Microsoft a violé la Section 2 du Sherman Act. En effet, elle s’est engagée dans des pratiques anticoncurrentielles et d’exclusion (pratiques visant à exclure ses concurrents du marché ; en l’espèce prix prédateurs) en vue de conserver son monopole sur le marché mondial des systèmes d’exploitation et d’étendre son monopole (« attempt to monopolize ») sur le marché des navigateurs internet. La Cour d’appel annule l’obligation de scinder Microsoft en deux (US v. Microsoft Corp., 253 F.3d 34, 58-59 (D.C. Cir. 2001)), mais confirme la violation du droit de la concurrence et Microsoft doit signer un accord lui imposant des contraintes techniques pendant cinq ans pour s’assurer que Windows ne bloque pas les logiciels des autres fabricants. En effet, Microsoft a un pouvoir de monopole dans le marché pertinent, et elle s’est livrée à une pratique d’exclusion qui ne peut pas être justifiée par son impact positif sur la concurrence (meilleure efficacité…). La Cour d’appel a donc considéré que la conduite de Microsoft visait à préserver son monopole par des moyens anticoncurrentiels. La tentative de créer un monopole est une des infractions les plus complexes du droit de la concurrence américain (ne sanctionne pas l’exercice d’un pouvoir existant, mais une pratique risquant de créer un monopole). Trois éléments sont requis pour caractériser une telle violation (Spectrum Sports Inc v. Mc Quillan, 506 US 447, 459 (1993)) : l’entreprise s’est livrée à des pratiques prédatrices ou anticoncurrentielles, avec la volonté d’acquérir suffisamment de parts de marché pour pouvoir contrôler les prix ou la volonté de supprimer la concurrence pour certains produits, et elle a des chances de succès. Le juge Jackson a considéré que les trois conditions étaient réunies dans l’affaire Microsoft.

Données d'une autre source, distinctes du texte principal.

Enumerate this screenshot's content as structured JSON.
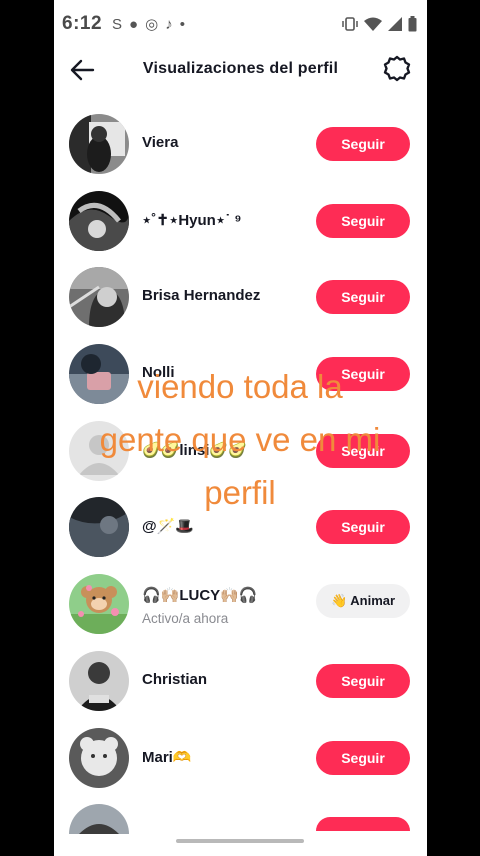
{
  "status_bar": {
    "time": "6:12",
    "app_icons": [
      "S",
      "●",
      "◎",
      "♪",
      "•"
    ]
  },
  "header": {
    "title": "Visualizaciones del perfil",
    "back_icon": "arrow-left-icon",
    "settings_icon": "gear-icon"
  },
  "users": [
    {
      "name": "Viera",
      "action": "Seguir"
    },
    {
      "name": "⋆˚✝︎⋆Hyun⋆˙ ⁹",
      "action": "Seguir"
    },
    {
      "name": "Brisa Hernandez",
      "action": "Seguir"
    },
    {
      "name": "Nolli",
      "action": "Seguir"
    },
    {
      "name": "🥑🥑linsi🥑🥑",
      "action": "Seguir"
    },
    {
      "name": "@🪄🎩",
      "action": "Seguir"
    },
    {
      "name": "🎧🙌🏼LUCY🙌🏼🎧",
      "subtitle": "Activo/a ahora",
      "action": "👋 Animar"
    },
    {
      "name": "Christian",
      "action": "Seguir"
    },
    {
      "name": "Mari🫶",
      "action": "Seguir"
    }
  ],
  "overlay": {
    "line1": "viendo toda la",
    "line2": "gente que ve en mi",
    "line3": "perfil"
  },
  "colors": {
    "accent": "#fe2c55",
    "overlay_text": "#f08a3b"
  }
}
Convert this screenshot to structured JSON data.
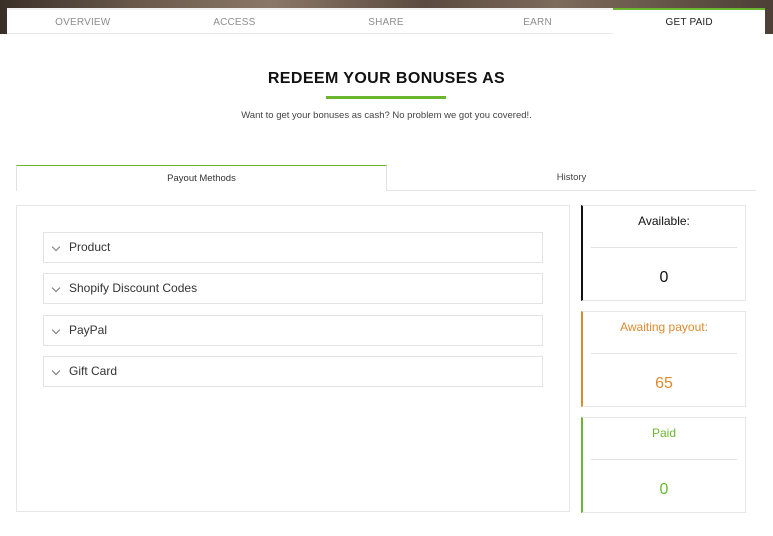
{
  "nav": {
    "tabs": [
      {
        "label": "OVERVIEW"
      },
      {
        "label": "ACCESS"
      },
      {
        "label": "SHARE"
      },
      {
        "label": "EARN"
      },
      {
        "label": "GET PAID",
        "active": true
      }
    ]
  },
  "header": {
    "title": "REDEEM YOUR BONUSES AS",
    "subtitle": "Want to get your bonuses as cash? No problem we got you covered!."
  },
  "subtabs": [
    {
      "label": "Payout Methods",
      "active": true
    },
    {
      "label": "History"
    }
  ],
  "payout_methods": [
    {
      "label": "Product",
      "icon": "chevron-down-icon"
    },
    {
      "label": "Shopify Discount Codes",
      "icon": "chevron-down-icon"
    },
    {
      "label": "PayPal",
      "icon": "chevron-down-icon"
    },
    {
      "label": "Gift Card",
      "icon": "chevron-down-icon"
    }
  ],
  "stats": {
    "available": {
      "label": "Available:",
      "value": "0",
      "color": "#111111"
    },
    "awaiting": {
      "label": "Awaiting payout:",
      "value": "65",
      "color": "#e08a2e"
    },
    "paid": {
      "label": "Paid",
      "value": "0",
      "color": "#6ab72f"
    }
  },
  "colors": {
    "accent": "#6ab72f"
  }
}
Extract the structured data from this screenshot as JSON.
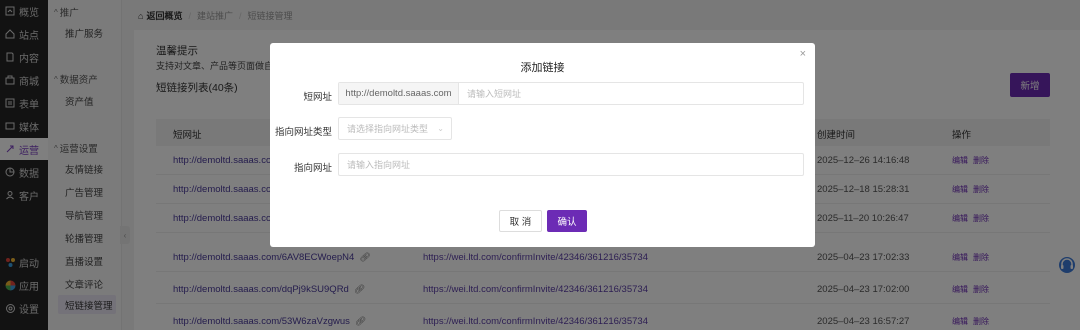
{
  "nav1": {
    "items": [
      {
        "label": "概览",
        "icon": "dashboard-icon"
      },
      {
        "label": "站点",
        "icon": "home-icon"
      },
      {
        "label": "内容",
        "icon": "document-icon"
      },
      {
        "label": "商城",
        "icon": "shop-icon"
      },
      {
        "label": "表单",
        "icon": "form-icon"
      },
      {
        "label": "媒体",
        "icon": "media-icon"
      },
      {
        "label": "运营",
        "icon": "operation-icon"
      },
      {
        "label": "数据",
        "icon": "data-icon"
      },
      {
        "label": "客户",
        "icon": "user-icon"
      }
    ],
    "bottom": [
      {
        "label": "启动",
        "icon": "launch-icon"
      },
      {
        "label": "应用",
        "icon": "apps-icon"
      },
      {
        "label": "设置",
        "icon": "gear-icon"
      }
    ]
  },
  "nav2": {
    "groups": [
      {
        "label": "推广",
        "items": [
          "推广服务"
        ]
      },
      {
        "label": "数据资产",
        "items": [
          "资产值"
        ]
      },
      {
        "label": "运营设置",
        "items": [
          "友情链接",
          "广告管理",
          "导航管理",
          "轮播管理",
          "直播设置",
          "文章评论",
          "短链接管理"
        ]
      }
    ]
  },
  "breadcrumb": {
    "home": "返回概览",
    "level1": "建站推广",
    "level2": "短链接管理"
  },
  "tip": {
    "title": "温馨提示",
    "desc": "支持对文章、产品等页面做自定义"
  },
  "list": {
    "title": "短链接列表(40条)",
    "new_button": "新增"
  },
  "table": {
    "headers": {
      "short": "短网址",
      "time": "创建时间",
      "ops": "操作"
    },
    "op_edit": "编辑",
    "op_delete": "删除",
    "rows": [
      {
        "short": "http://demoltd.saaas.com/",
        "target": "",
        "time": "2025–12–26 14:16:48"
      },
      {
        "short": "http://demoltd.saaas.com/",
        "target": "",
        "time": "2025–12–18 15:28:31"
      },
      {
        "short": "http://demoltd.saaas.com/",
        "target": "",
        "time": "2025–11–20 10:26:47"
      },
      {
        "short": "http://demoltd.saaas.com/6AV8ECWoepN4",
        "target": "https://wei.ltd.com/confirmInvite/42346/361216/35734",
        "time": "2025–04–23 17:02:33"
      },
      {
        "short": "http://demoltd.saaas.com/dqPj9kSU9QRd",
        "target": "https://wei.ltd.com/confirmInvite/42346/361216/35734",
        "time": "2025–04–23 17:02:00"
      },
      {
        "short": "http://demoltd.saaas.com/53W6zaVzgwus",
        "target": "https://wei.ltd.com/confirmInvite/42346/361216/35734",
        "time": "2025–04–23 16:57:27"
      }
    ]
  },
  "modal": {
    "title": "添加链接",
    "short_label": "短网址",
    "short_prefix": "http://demoltd.saaas.com",
    "short_placeholder": "请输入短网址",
    "type_label": "指向网址类型",
    "type_placeholder": "请选择指向网址类型",
    "target_label": "指向网址",
    "target_placeholder": "请输入指向网址",
    "cancel": "取 消",
    "confirm": "确认"
  },
  "colors": {
    "accent": "#6c2bb5",
    "sidebar": "#252525"
  }
}
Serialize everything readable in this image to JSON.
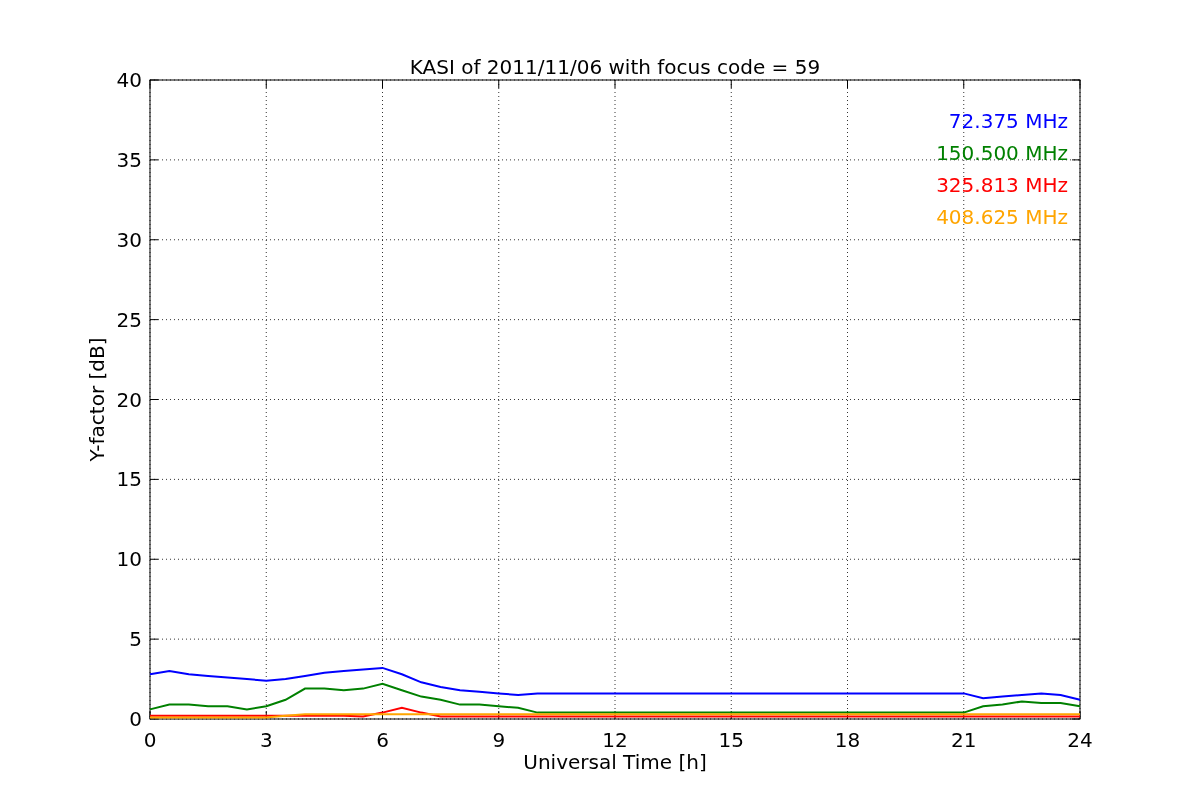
{
  "chart_data": {
    "type": "line",
    "title": "KASI of 2011/11/06 with focus code = 59",
    "xlabel": "Universal Time [h]",
    "ylabel": "Y-factor [dB]",
    "x": [
      0,
      0.5,
      1,
      1.5,
      2,
      2.5,
      3,
      3.5,
      4,
      4.5,
      5,
      5.5,
      6,
      6.5,
      7,
      7.5,
      8,
      8.5,
      9,
      9.5,
      10,
      21,
      21.5,
      22,
      22.5,
      23,
      23.5,
      24
    ],
    "series": [
      {
        "name": "72.375 MHz",
        "color": "#0000ff",
        "values": [
          2.8,
          3.0,
          2.8,
          2.7,
          2.6,
          2.5,
          2.4,
          2.5,
          2.7,
          2.9,
          3.0,
          3.1,
          3.2,
          2.8,
          2.3,
          2.0,
          1.8,
          1.7,
          1.6,
          1.5,
          1.6,
          1.6,
          1.3,
          1.4,
          1.5,
          1.6,
          1.5,
          1.2
        ]
      },
      {
        "name": "150.500 MHz",
        "color": "#008000",
        "values": [
          0.6,
          0.9,
          0.9,
          0.8,
          0.8,
          0.6,
          0.8,
          1.2,
          1.9,
          1.9,
          1.8,
          1.9,
          2.2,
          1.8,
          1.4,
          1.2,
          0.9,
          0.9,
          0.8,
          0.7,
          0.4,
          0.4,
          0.8,
          0.9,
          1.1,
          1.0,
          1.0,
          0.8
        ]
      },
      {
        "name": "325.813 MHz",
        "color": "#ff0000",
        "values": [
          0.2,
          0.2,
          0.2,
          0.2,
          0.2,
          0.2,
          0.2,
          0.2,
          0.2,
          0.2,
          0.2,
          0.15,
          0.4,
          0.7,
          0.4,
          0.15,
          0.15,
          0.15,
          0.15,
          0.15,
          0.15,
          0.15,
          0.15,
          0.15,
          0.15,
          0.15,
          0.15,
          0.15
        ]
      },
      {
        "name": "408.625 MHz",
        "color": "#ffa500",
        "values": [
          0.1,
          0.1,
          0.1,
          0.1,
          0.1,
          0.1,
          0.1,
          0.2,
          0.3,
          0.3,
          0.3,
          0.3,
          0.3,
          0.3,
          0.3,
          0.3,
          0.3,
          0.3,
          0.3,
          0.3,
          0.3,
          0.3,
          0.3,
          0.3,
          0.3,
          0.3,
          0.3,
          0.3
        ]
      }
    ],
    "xlim": [
      0,
      24
    ],
    "ylim": [
      0,
      40
    ],
    "xticks": [
      0,
      3,
      6,
      9,
      12,
      15,
      18,
      21,
      24
    ],
    "yticks": [
      0,
      5,
      10,
      15,
      20,
      25,
      30,
      35,
      40
    ],
    "grid": true
  }
}
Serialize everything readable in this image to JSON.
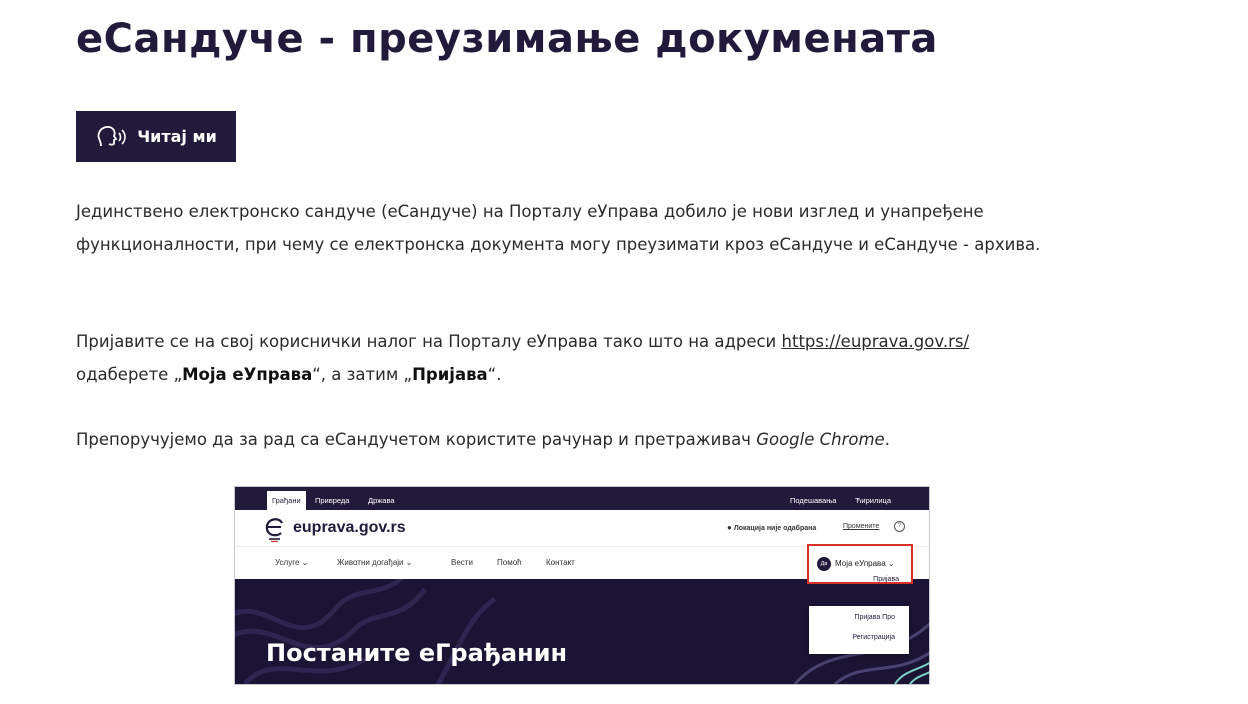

Par ailleurs, Microsoft a versé des dommages et intérêts à plusieurs entreprises dont elle avait bloqué l’entrée sur le marché et à qui elle avait fait une concurrence déloyale. En revanche, l’entreprise n’a pas été condamnée à verser une amende pour pratiques anticoncurrentielles. Les procès contre Microsoft, aussi bien de la part des Etats américains que de ses concurrents ne sont probablement pas terminés.
Au sein de l’Union européenne, l’arrêt Microsoft est l’arrêt le plus récent concernant une obligation d’octroyer une licence pour des droits de propriété intellectuelle. Il est le fruit d’une longue procédure. En 2000, Sun Microsystems a déposé une plainte auprès de la Commission pour abus de position dominante de la part de Microsoft car Microsoft refusait de donner les informations nécessaires pour que ses concurrents puissent élaborer des logiciels interopérables avec Windows. La Commission a alors ouvert une enquête, et a également dénoncé l’intégration du logiciel Windows Media Player (WMP) dans Windows.
En 2004, la Commission a déclaré Microsoft coupable d’abus de position dominante (Article 2 de la décision ; Microsoft a violé l’Article 82 TCE). La Commission a ainsi condamné Microsoft à payer une amende record de plus de 497 millions d’euros (plus haute amende jamais infligée à une seule entreprise en Europe pour des pratiques anticoncurrentielles), et a ordonné des mesures correctives (injonctions) : Microsoft doit divulguer les informations nécessaires pour assurer une interopérabilité complète entre Windows et les logiciels de ses concurrents, et doit cesser la vente liée de WMP avec Windows. Le refus de divulguer les informations permettant l’interopérabilité est abusif parce que cette interopérabilité est indispensable à un vendeur de systèmes d’exploitation pour serveurs de groupes de travail pour qu’il soit viable. De plus, il n’y a pas de substitut actuel ou potentiel à la divulgation par Microsoft des informations demandées. Et le refus de Microsoft de divulguer ces informations lui a permis d’accroitre ses parts de marché de manière à être dominant sur d’autres marchés que celui des systèmes d’exploitation pour PC. Cela risque d’entraîner l’élimination de la concurrence sur le marché concerné. Et le refus réduisait l’innovation et le choix des consommateurs. Par ailleurs, la vente liée de WMP empêche une réelle concurrence sur le marché des lecteurs multimédias : WMP a un avantage significatif ce qui a un effet négatif sur la concurrence, crée des barrières d’entrée, et limite l’innovation au détriment des consommateurs. Il y a eu deux abus différents mais une seule violation de l’Article 82 TCE qui consiste en la stratégie de Microsoft de se servir de sa « superdominance » (plus de 90% de parts de marché : quasi-monopole) sur le marché des systèmes d’exploitation pour PC pour restreindre la concurrence et asseoir sa position sur le marché des systèmes d’exploitation pour serveurs de groupes de travail et des lecteurs multimédias. Le refus d’octroyer une licence est abusif et pas objectivement justifié.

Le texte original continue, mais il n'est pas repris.